When government regulations strip away all meaningful use of private property, the Fifth Amendment requires just compensation. Florida’s Third District Court of Appeals affirmed this principle in its precedent-setting en banc decision, ruling that the city had “regulated away all actual use of the property” and was therefore required to compensate the Shands family.
Crucially, the court held that the city’s TDR system was irrelevant to determining whether a constitutional taking had occurred. Governments cannot avoid their obligation to pay just compensation by creating paper alternatives that offer no real use of the property itself. When officials want to preserve private land as a nature preserve, they must pay for that public benefit rather than forcing individual property owners to subsidize it.
This victory creates important protections for property owners throughout Florida. It establishes that governments cannot simply impose development restrictions that destroy property values and then claim that transferable development rights satisfy constitutional requirements for just compensation.
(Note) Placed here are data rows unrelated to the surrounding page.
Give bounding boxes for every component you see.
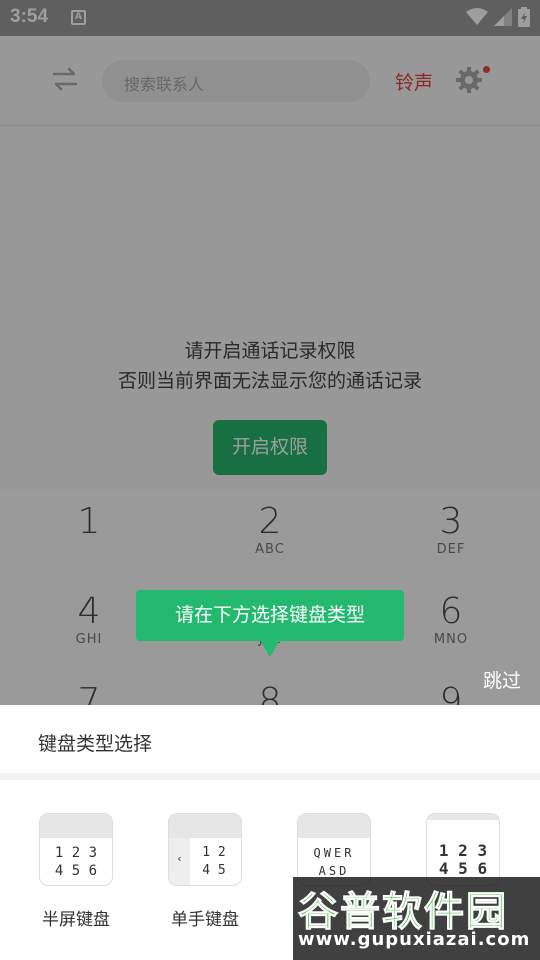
keyboard-option-label: 半屏键盘 <box>42 910 110 930</box>
sheet-title: 键盘类型选择 <box>38 733 153 755</box>
keypad-preview-row: 4 5 6 <box>54 863 98 879</box>
keypad-preview-row: 1 2 <box>202 845 226 860</box>
keypad-preview-row: 1 2 3 <box>438 841 488 860</box>
keypad-preview-row: 1 2 3 <box>54 845 98 861</box>
full-screen-keyboard-icon: 1 2 3 4 5 6 <box>426 813 500 886</box>
watermark-url: www.gupuxiazai.com <box>298 929 531 950</box>
site-watermark: 谷普软件园 www.gupuxiazai.com <box>293 877 540 960</box>
keypad-preview-row: 4 5 <box>202 863 226 878</box>
skip-button[interactable]: 跳过 <box>483 666 521 693</box>
one-hand-keyboard-icon: ‹ 1 2 4 5 <box>168 813 242 886</box>
keyboard-guide-tooltip: 请在下方选择键盘类型 <box>136 590 404 641</box>
half-screen-keyboard-icon: 1 2 3 4 5 6 <box>39 813 113 886</box>
keypad-preview-row: QWER <box>313 846 355 860</box>
keyboard-option-label: 单手键盘 <box>171 910 239 930</box>
qwerty-keyboard-icon: QWER ASD <box>297 813 371 886</box>
keypad-preview-row: 4 5 6 <box>438 859 488 878</box>
sheet-divider <box>0 773 540 780</box>
tooltip-pointer <box>260 640 280 657</box>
The Shands family’s two-decade legal battle demonstrates remarkable perseverance in defending constitutional principles that Dr. Shands himself embodied—fairness, justice, and treating people with dignity regardless of their circumstances. Their hard-fought victory ensures that Florida property owners can continue to rely on constitutional protections that prevent government from taking private property without paying for it—no matter how creative the bureaucratic workarounds might be.